Yo seguiré pronunciando tu nombre, bajito, cuando esté sola, y tú acudirás a la llamada, día tras día, año tras año. Mientras yo recuerde tu voz y tu nombre, te llamaré y tu cuerpo seguirá irguiéndose con toda su dulce carnalidad, perfecto, puro, a salvo ya de todo.
Y algún día, algún día, alguien de tu sangre llevará ese nombre que ahora es solo tuyo, y tus ojos alegres nos lanzarán guiños desde otros ojos infantiles…
Y quizá nosotras, las mujeres de tu vida, aún tengamos tiempo de enseñarle a beber té, a coser, a hacer pan y a plantar flores.
Y de contarle que su nombre es un regalo.
La herencia de una mujer luminosa que estaba hecha con el espíritu del verano feliz, y que, a pesar de todas las apariencias y de los años que habrán pasado, no ha estado lejos de nosotros ni un solo día.

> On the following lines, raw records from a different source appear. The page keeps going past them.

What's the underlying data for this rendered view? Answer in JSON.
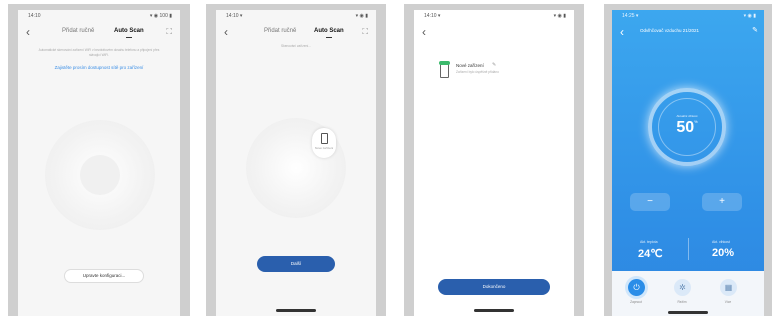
{
  "panel1": {
    "status_time": "14:10",
    "status_icons": "▾ ◉ 100 ▮",
    "nav": {
      "back": "‹",
      "tab_manual": "Přidat ručně",
      "tab_auto": "Auto Scan",
      "scan": "⛶"
    },
    "hint": "Automatické skenování zařízení WiFi v bezdrátovém dosahu telefonu a připojení přes stávající WiFi.",
    "link": "Zajistěte prosím dostupnost sítě pro zařízení",
    "button": "Upravte konfiguraci..."
  },
  "panel2": {
    "status_time": "14:10 ▾",
    "status_icons": "▾ ◉ ▮",
    "nav": {
      "back": "‹",
      "tab_manual": "Přidat ručně",
      "tab_auto": "Auto Scan",
      "scan": "⛶"
    },
    "subtitle": "Skenování zařízení...",
    "device_label": "Nové zařízení",
    "button": "Další"
  },
  "panel3": {
    "status_time": "14:10 ▾",
    "status_icons": "▾ ◉ ▮",
    "back": "‹",
    "device_name": "Nové zařízení",
    "device_sub": "Zařízení bylo úspěšně přidáno",
    "button": "Dokončeno"
  },
  "panel4": {
    "status_time": "14:25 ▾",
    "status_icons": "▾ ◉ ▮",
    "back": "‹",
    "title": "Odvlhčovač vzduchu 21/2021",
    "edit": "✎",
    "gauge_label": "Aktuální vlhkost",
    "gauge_value": "50",
    "gauge_unit": "%",
    "minus": "−",
    "plus": "+",
    "stat1_label": "Akt. teplota",
    "stat1_value": "24℃",
    "stat2_label": "Akt. vlhkost",
    "stat2_value": "20%",
    "btn_power": "Zapnout",
    "btn_mode": "Režim",
    "btn_more": "Více",
    "colors": {
      "accent": "#2f8fe6",
      "power": "#2a8de8"
    }
  }
}
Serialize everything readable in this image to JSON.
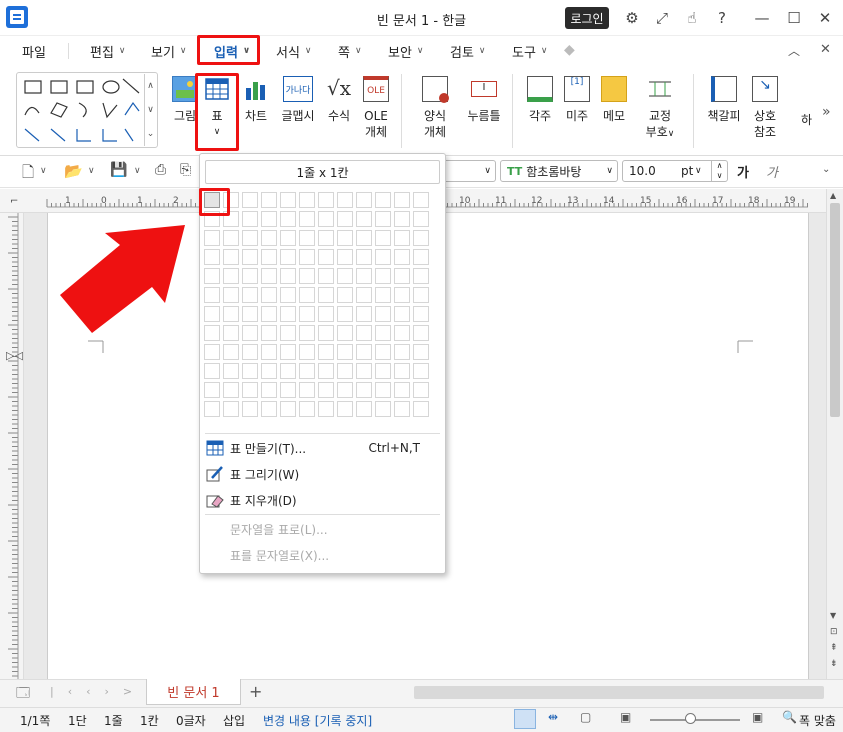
{
  "window": {
    "title": "빈 문서 1 - 한글",
    "login_label": "로그인"
  },
  "menu": {
    "items": [
      {
        "label": "파일"
      },
      {
        "label": "편집"
      },
      {
        "label": "보기"
      },
      {
        "label": "입력"
      },
      {
        "label": "서식"
      },
      {
        "label": "쪽"
      },
      {
        "label": "보안"
      },
      {
        "label": "검토"
      },
      {
        "label": "도구"
      }
    ]
  },
  "ribbon": {
    "image": "그림",
    "table": "표",
    "chart": "차트",
    "glyph": "글맵시",
    "formula": "수식",
    "ole_line1": "OLE",
    "ole_line2": "개체",
    "form_line1": "양식",
    "form_line2": "개체",
    "button": "누름틀",
    "footnote": "각주",
    "endnote": "미주",
    "memo": "메모",
    "proof_line1": "교정",
    "proof_line2": "부호",
    "bookmark": "책갈피",
    "crossref_line1": "상호",
    "crossref_line2": "참조",
    "more": "하"
  },
  "format": {
    "font_name": "함초롬바탕",
    "font_size": "10.0",
    "size_unit": "pt",
    "bold_label": "가",
    "italic_label": "가"
  },
  "ruler": {
    "numbers": [
      "1",
      "0",
      "1",
      "2",
      "10",
      "11",
      "12",
      "13",
      "14",
      "15",
      "16",
      "17",
      "18",
      "19"
    ]
  },
  "dropdown": {
    "grid_label": "1줄 x 1칸",
    "grid_rows": 12,
    "grid_cols": 12,
    "items": [
      {
        "label": "표 만들기(T)...",
        "shortcut": "Ctrl+N,T",
        "icon": "table-icon",
        "enabled": true
      },
      {
        "label": "표 그리기(W)",
        "shortcut": "",
        "icon": "pencil-icon",
        "enabled": true
      },
      {
        "label": "표 지우개(D)",
        "shortcut": "",
        "icon": "eraser-icon",
        "enabled": true
      },
      {
        "label": "문자열을 표로(L)...",
        "shortcut": "",
        "icon": "",
        "enabled": false
      },
      {
        "label": "표를 문자열로(X)...",
        "shortcut": "",
        "icon": "",
        "enabled": false
      }
    ]
  },
  "tabs": {
    "doc_name": "빈 문서 1"
  },
  "status": {
    "page": "1/1쪽",
    "section": "1단",
    "line": "1줄",
    "col": "1칸",
    "chars": "0글자",
    "mode": "삽입",
    "track": "변경 내용 [기록 중지]",
    "zoom": "폭 맞춤"
  },
  "colors": {
    "highlight": "#e11111",
    "accent": "#1a5fb4"
  }
}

p.d.: mi querida Mer, hoy es 20 de agosto de 2020. Han pasado 5 años. Increíble, pero sí, cinco años ya. Y puedo decirte con alivio y felicidad que aún recuerdo perfectamente tu voz. Tu vocecita cantarina aún cabrillea dentro de mi cabeza con la alegría del agua. Estás en tu propio camino, más lejos que entonces; siento que ya has vuelto a emprender tu propio camino. Y ya estás con Julián. Ahora vivís de nuevo a dos. Pero sigues volando a mi alrededor, muy alto, ligera, etérea y dorada. Como un águila. O como un ángel que de vez en cuando se acerca a la Tierra, ¿verdad?